Which takes us back to (1), the possibility that the economic pain from sanctions could be so intense that Khamenei and the Revolutionary Guards would relent on the nuclear program. This is a highly dubious proposition—Rhodes is undoubtedly correct about Khamenei’s willingness to walk away from nuclear talks. Except economic pain is the only proposition now open to us that has any chance of convincing the supreme leader to cease and desist. 

In all probability, Khamenei will walk as soon as the Western powers insist that Tehran actually make concessions that enfeeble the nuclear program—regardless of what sanctions the West piles on the regime. The Joint Plan of Action was acceptable to the supreme leader because it didn’t demand anything from Tehran that wasn’t quickly reversible. Deputy foreign minister Araghchi, an unanimated, mainstream, process-oriented, revolution-loyal diplomat, was thoughtful and precise in his description of the interim deal.

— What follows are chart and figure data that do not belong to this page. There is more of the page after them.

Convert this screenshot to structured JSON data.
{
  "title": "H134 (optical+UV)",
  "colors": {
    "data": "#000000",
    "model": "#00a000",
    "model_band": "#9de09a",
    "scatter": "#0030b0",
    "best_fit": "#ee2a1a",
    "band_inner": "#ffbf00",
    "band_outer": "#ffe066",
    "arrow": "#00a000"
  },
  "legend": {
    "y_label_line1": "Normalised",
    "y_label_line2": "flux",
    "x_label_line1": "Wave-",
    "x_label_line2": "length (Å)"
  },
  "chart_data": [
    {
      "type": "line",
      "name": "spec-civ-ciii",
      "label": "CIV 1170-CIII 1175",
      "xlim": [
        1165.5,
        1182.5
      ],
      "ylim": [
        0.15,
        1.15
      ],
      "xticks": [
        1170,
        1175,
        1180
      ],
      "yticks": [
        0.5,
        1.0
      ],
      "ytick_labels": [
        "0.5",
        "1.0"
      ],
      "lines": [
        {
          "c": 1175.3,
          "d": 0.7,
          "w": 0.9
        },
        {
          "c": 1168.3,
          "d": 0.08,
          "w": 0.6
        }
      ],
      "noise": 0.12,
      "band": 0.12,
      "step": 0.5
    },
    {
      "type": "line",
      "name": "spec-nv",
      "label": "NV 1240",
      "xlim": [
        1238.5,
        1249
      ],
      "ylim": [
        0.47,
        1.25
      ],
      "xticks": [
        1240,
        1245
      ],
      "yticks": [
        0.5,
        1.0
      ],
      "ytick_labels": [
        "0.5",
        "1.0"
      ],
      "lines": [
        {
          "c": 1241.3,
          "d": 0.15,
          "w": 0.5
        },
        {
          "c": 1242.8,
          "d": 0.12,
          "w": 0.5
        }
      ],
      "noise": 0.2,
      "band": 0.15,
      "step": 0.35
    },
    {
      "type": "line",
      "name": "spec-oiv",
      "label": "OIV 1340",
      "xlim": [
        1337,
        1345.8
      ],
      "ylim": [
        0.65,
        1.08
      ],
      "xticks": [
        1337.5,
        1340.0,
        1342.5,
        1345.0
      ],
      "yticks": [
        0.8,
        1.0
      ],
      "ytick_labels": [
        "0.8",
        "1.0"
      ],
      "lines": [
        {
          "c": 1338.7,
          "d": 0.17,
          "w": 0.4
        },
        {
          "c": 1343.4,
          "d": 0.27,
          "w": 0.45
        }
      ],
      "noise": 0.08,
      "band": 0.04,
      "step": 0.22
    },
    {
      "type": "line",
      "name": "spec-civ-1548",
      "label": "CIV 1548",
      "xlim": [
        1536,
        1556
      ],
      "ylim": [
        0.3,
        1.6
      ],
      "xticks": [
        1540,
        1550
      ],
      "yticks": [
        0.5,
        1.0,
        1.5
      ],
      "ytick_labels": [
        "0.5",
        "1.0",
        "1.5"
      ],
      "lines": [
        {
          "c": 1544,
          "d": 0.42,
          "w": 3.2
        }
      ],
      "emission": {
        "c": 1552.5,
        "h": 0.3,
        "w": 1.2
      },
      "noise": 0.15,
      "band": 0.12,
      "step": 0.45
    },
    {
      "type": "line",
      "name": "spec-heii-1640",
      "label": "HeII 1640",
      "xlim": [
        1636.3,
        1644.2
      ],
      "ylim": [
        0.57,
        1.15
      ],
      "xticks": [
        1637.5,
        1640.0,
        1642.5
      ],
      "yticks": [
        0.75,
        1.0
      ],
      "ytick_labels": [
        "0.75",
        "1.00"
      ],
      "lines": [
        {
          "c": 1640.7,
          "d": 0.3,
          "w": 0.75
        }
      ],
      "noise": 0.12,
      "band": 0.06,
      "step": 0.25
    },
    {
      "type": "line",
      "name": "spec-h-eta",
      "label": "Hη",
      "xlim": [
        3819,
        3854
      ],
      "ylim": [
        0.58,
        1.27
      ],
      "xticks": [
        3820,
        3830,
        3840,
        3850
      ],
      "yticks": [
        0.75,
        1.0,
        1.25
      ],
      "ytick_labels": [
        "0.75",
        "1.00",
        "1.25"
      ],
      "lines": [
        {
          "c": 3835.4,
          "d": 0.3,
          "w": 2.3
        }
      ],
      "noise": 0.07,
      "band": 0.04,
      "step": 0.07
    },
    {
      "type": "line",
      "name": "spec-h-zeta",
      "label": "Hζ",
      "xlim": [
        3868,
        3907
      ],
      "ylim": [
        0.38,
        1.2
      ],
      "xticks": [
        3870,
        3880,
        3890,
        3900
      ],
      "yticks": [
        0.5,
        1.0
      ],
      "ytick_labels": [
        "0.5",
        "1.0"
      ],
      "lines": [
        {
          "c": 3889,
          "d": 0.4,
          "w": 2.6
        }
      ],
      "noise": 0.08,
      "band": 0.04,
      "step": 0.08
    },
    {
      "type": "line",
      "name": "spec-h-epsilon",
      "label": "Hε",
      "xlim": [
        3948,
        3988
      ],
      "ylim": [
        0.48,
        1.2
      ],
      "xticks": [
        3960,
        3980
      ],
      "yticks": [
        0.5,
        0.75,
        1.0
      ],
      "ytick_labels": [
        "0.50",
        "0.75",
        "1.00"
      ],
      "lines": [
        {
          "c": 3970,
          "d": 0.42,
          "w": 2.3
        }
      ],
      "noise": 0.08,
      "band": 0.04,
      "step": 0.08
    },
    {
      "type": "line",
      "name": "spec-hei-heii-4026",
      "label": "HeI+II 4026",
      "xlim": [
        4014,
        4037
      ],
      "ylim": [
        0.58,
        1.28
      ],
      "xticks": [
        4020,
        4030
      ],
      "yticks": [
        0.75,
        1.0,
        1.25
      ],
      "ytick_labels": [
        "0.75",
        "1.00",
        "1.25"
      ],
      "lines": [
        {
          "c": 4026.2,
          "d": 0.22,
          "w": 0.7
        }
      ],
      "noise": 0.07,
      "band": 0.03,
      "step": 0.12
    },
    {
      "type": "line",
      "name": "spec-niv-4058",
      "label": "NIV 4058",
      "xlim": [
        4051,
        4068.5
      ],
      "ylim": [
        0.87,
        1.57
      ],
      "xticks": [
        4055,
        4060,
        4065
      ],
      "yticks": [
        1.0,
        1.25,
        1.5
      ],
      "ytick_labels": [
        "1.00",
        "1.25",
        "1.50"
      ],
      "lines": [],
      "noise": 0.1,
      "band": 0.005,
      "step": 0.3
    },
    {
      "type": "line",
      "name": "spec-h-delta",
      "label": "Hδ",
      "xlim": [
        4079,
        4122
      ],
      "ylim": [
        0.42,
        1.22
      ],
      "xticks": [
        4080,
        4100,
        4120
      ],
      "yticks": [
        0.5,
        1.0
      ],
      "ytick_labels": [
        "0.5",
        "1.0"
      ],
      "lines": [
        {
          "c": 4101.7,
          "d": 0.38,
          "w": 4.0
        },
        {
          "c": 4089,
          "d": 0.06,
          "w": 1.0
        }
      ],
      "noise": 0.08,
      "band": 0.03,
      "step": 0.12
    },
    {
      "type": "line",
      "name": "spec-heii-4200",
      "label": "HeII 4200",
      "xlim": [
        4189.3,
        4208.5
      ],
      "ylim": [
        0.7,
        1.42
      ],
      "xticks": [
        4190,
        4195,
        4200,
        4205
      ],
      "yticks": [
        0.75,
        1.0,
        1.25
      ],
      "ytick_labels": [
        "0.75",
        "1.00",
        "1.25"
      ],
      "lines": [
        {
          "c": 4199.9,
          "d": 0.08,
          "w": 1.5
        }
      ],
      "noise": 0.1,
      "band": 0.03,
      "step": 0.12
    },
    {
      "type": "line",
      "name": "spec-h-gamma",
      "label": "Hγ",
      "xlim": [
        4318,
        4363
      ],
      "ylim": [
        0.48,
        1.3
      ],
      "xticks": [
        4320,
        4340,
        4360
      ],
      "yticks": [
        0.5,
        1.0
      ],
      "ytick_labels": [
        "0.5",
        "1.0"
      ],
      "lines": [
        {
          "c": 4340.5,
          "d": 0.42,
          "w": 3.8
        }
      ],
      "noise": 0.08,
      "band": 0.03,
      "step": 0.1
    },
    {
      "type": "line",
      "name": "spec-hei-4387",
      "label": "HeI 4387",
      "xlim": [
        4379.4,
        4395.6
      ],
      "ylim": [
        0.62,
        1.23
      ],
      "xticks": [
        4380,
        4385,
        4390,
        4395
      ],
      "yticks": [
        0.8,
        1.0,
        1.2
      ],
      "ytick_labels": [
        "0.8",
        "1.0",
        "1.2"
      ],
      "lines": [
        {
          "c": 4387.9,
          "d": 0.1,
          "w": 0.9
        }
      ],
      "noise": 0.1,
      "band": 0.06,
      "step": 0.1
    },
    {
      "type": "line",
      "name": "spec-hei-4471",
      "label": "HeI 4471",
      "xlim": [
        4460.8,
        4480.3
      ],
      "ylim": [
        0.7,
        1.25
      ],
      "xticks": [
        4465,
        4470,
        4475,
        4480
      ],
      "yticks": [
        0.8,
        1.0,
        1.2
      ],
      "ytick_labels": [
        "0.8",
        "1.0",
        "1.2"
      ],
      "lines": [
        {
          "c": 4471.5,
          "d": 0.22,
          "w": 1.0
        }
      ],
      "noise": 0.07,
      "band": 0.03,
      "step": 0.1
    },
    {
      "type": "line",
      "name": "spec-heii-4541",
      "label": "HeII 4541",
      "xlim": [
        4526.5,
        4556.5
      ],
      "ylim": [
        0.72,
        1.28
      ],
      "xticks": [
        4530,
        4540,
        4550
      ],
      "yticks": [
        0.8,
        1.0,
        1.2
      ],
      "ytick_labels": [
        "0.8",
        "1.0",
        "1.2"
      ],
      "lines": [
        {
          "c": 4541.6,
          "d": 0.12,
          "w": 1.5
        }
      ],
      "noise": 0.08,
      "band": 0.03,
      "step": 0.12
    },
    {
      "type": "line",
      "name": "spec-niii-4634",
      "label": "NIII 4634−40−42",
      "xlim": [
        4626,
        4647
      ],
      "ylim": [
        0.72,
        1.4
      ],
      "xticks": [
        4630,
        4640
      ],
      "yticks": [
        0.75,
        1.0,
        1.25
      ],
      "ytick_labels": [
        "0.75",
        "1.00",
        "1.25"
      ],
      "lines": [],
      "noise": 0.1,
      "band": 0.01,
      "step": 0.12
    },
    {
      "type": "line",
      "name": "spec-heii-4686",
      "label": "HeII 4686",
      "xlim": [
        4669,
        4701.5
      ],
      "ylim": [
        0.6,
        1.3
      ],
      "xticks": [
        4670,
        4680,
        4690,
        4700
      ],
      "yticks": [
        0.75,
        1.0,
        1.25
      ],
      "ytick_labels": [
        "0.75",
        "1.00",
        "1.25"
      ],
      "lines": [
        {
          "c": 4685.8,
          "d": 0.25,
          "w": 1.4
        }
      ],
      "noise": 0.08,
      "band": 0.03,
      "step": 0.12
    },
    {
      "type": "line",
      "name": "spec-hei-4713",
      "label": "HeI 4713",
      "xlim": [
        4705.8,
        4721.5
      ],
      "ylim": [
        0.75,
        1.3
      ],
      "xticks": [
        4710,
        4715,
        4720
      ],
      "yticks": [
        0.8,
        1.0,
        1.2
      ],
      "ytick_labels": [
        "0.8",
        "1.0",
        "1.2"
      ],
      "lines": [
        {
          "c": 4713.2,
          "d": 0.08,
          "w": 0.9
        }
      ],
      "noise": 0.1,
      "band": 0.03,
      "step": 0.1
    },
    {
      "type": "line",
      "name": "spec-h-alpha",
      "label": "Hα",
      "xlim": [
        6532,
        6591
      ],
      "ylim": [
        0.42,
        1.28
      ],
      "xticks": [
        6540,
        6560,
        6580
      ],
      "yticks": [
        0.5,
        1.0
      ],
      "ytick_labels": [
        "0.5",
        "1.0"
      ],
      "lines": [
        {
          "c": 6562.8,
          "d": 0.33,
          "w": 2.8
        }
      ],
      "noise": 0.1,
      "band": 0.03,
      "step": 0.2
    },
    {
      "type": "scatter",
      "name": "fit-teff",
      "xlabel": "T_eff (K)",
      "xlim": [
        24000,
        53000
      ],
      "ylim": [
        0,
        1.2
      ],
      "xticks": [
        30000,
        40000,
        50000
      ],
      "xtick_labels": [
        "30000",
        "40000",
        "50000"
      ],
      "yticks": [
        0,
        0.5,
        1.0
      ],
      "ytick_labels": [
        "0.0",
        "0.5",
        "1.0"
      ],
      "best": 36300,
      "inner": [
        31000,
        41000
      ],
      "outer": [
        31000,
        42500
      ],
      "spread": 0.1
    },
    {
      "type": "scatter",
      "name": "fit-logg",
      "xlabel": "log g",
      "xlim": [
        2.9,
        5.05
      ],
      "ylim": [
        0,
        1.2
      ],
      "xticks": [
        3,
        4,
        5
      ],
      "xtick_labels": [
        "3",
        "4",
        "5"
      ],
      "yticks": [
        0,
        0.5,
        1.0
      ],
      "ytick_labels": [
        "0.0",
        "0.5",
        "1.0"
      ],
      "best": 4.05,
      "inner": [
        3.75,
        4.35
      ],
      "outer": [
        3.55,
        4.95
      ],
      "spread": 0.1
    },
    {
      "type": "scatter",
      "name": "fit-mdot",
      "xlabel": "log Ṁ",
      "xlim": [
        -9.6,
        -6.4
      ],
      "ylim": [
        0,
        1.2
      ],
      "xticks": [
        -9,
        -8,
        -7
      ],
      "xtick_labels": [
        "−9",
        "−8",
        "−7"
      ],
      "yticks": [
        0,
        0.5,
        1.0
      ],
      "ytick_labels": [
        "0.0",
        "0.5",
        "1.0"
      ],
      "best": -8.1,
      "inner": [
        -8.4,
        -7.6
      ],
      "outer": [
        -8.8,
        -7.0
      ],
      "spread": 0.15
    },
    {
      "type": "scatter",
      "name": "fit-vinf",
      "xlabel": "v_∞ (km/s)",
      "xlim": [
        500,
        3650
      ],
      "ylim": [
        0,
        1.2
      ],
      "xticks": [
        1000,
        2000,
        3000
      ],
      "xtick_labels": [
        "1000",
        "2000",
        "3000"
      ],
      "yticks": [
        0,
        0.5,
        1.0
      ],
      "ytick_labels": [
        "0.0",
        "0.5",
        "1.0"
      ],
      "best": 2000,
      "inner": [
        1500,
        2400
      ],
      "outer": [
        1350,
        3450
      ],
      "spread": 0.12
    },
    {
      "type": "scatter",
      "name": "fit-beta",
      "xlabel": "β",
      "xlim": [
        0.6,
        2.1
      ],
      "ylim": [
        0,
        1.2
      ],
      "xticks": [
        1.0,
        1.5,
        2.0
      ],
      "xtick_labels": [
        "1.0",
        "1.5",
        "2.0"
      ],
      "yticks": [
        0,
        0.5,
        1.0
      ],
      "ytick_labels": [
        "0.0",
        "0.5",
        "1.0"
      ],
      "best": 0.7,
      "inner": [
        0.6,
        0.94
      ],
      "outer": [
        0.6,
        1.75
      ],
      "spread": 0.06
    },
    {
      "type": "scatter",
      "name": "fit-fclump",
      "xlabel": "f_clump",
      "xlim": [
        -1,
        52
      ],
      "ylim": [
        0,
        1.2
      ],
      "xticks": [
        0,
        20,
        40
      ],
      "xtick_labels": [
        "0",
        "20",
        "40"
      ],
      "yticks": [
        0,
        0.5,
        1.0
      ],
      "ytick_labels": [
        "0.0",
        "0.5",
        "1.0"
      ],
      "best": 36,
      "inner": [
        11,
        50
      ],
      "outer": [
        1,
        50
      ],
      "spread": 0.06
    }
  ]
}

In a recent speech in the clerical headquarters city of Qom, Khamenei himself made it clear that sanctions will not break him, that the economic pain Iran is now suffering is a “joke” compared with the “crime” that “all of the great powers of the world .  .  . perpetrated against our nation” in the Iran-Iraq war (1980-88). Iranian society today may be more volatile than during the war years; certainly the regime’s revolutionary base is smaller, and Khamenei knows that he is less loved, and less feared, than his predecessor. Economics has gained ground on revolutionary passion. The supreme leader assented to Rouhani’s new diplomatic offensive against the West because Rouhani argued, as he had in his nuclear memoirs: I can get you what you want with less pain; the United States and its European allies can be divided and defeated through clever diplomacy. The supreme leader wasn’t lying when he said in Qom that he hadn’t been forced to the negotiating table in Geneva; he came “to negotiate with the Devil to eliminate its evil,” to beat the Devil at his own diplomatic game. 

The Obama administration will eventually have to test the proposition that Khamenei’s and the Revolutionary Guards’ will cannot be broken by economic means since the Iranian regime will give the Americans no other choice. The current nuclear negotiations will fail. The White House, which is obviously willing to bend a lot in the direction of Tehran, will most likely be unable to bend far enough to satisfy the supreme leader and his men. Even the most acquiescent of American administrations has its limits. So, too, Congress. So, too, the French, who have been trying to tell Washington that concessions now are more likely to shatter the Western alliance than are new sanctions. 

We will soon see how many hawks and doves there are in Washington. Odds are, the doves are much more numerous. They’re certainly much more powerful in Obama’s Washington. 

Reuel Marc Gerecht is a contributing editor to The Weekly Standard and a senior fellow at the Foundation for Defense of Democracies.